Of course, there's a right way to go about doubt-eradication, and it isn't giving your boyfriend the impression you're his one and only while passing yourself around like a cheese plate behind his back. It certainly would have been nice if you'd gone to the trouble of breaking up with him before you set off on your international sex tour.

Right now, all that matters about the past is whether it predicts the future. When there's a decision to be made -- "Would you like fries with that?" -- it seems unlikely you'll respond by trying to maul the pimply guy behind the register. It's your job to make your boyfriend understand that. It's also your job to tell him his job: deciding whether he'd rather be in love or in archeology, and acting accordingly. Love requires walling off the past instead of weaponizing it, and resolving conflicts as a "we," not a "him" vs. the girl who snuck off to Stooge-a-palooza.

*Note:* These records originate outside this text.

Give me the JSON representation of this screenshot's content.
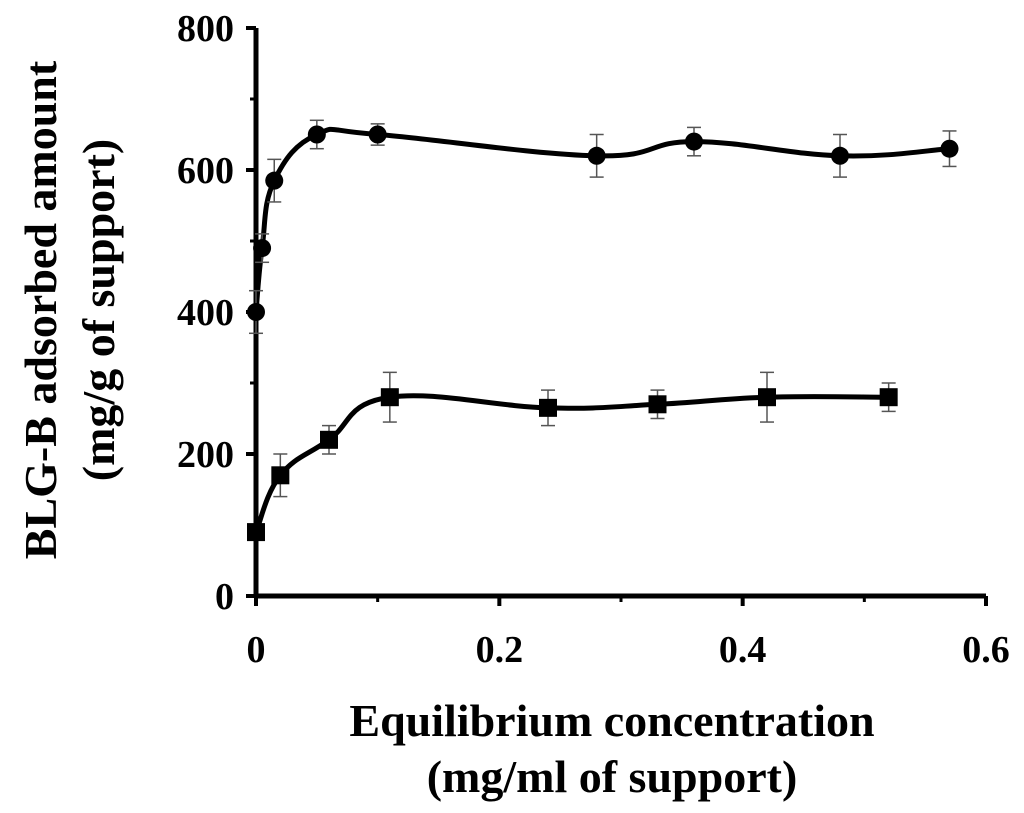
{
  "chart_data": {
    "type": "line",
    "xlabel": [
      "Equilibrium concentration",
      "(mg/ml of support)"
    ],
    "ylabel": [
      "BLG-B adsorbed amount",
      "(mg/g of support)"
    ],
    "xlim": [
      0,
      0.6
    ],
    "ylim": [
      0,
      800
    ],
    "x_ticks": [
      "0",
      "0.2",
      "0.4",
      "0.6"
    ],
    "y_ticks": [
      "0",
      "200",
      "400",
      "600",
      "800"
    ],
    "grid": false,
    "legend": "none",
    "series": [
      {
        "marker": "circle",
        "color": "#000000",
        "points": [
          {
            "x": 0.0,
            "y": 400,
            "err": 30
          },
          {
            "x": 0.005,
            "y": 490,
            "err": 20
          },
          {
            "x": 0.015,
            "y": 585,
            "err": 30
          },
          {
            "x": 0.05,
            "y": 650,
            "err": 20
          },
          {
            "x": 0.1,
            "y": 650,
            "err": 15
          },
          {
            "x": 0.28,
            "y": 620,
            "err": 30
          },
          {
            "x": 0.36,
            "y": 640,
            "err": 20
          },
          {
            "x": 0.48,
            "y": 620,
            "err": 30
          },
          {
            "x": 0.57,
            "y": 630,
            "err": 25
          }
        ]
      },
      {
        "marker": "square",
        "color": "#000000",
        "points": [
          {
            "x": 0.0,
            "y": 90,
            "err": 10
          },
          {
            "x": 0.02,
            "y": 170,
            "err": 30
          },
          {
            "x": 0.06,
            "y": 220,
            "err": 20
          },
          {
            "x": 0.11,
            "y": 280,
            "err": 35
          },
          {
            "x": 0.24,
            "y": 265,
            "err": 25
          },
          {
            "x": 0.33,
            "y": 270,
            "err": 20
          },
          {
            "x": 0.42,
            "y": 280,
            "err": 35
          },
          {
            "x": 0.52,
            "y": 280,
            "err": 20
          }
        ]
      }
    ]
  }
}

Unfortunately, unless you can convince him to stop tipping the scales with a stack of dirty pictures whenever you want Thai and he wants Italian, he'll probably end up with only his grudge to take to dinner: "More Chianti, my love?" The waiter will be too polite to mention that he's sitting across from an empty chair. It's sure to occur to your boyfriend later, however, since moral high ground never makes much of an impression in bed.

Message In A Bottleneck

I've been seeing a really sweet guy for about two weeks. He told me that he likes me a lot, but he just wants to be friends and be by himself so he can get his life together. I don't know what to do to get him to open up and tell me what's wrong. How can I help him if he doesn't let me know what's on his mind? --Ready To Listen

Look carefully at this guy. Is he in the habit of wearing a dress? Buying tampons? Gossiping about fast-drying nail polish with all his friends? If not, it's probably safe to make an assumption about him: He's a MAN! A man isn't in need of psychiatric attention because he doesn't want to blubber on about what he feels. In fact, a man's reluctance to blubber on to a near stranger might even point to sanity on his part; especially when the stranger is really asking "How can I help him know that all he really needs is me?" In other words, you're the one who needs help getting the message. Although he might not be able to tell you what's on his mind, maybe with vigorous hand gestures he can get you off his back.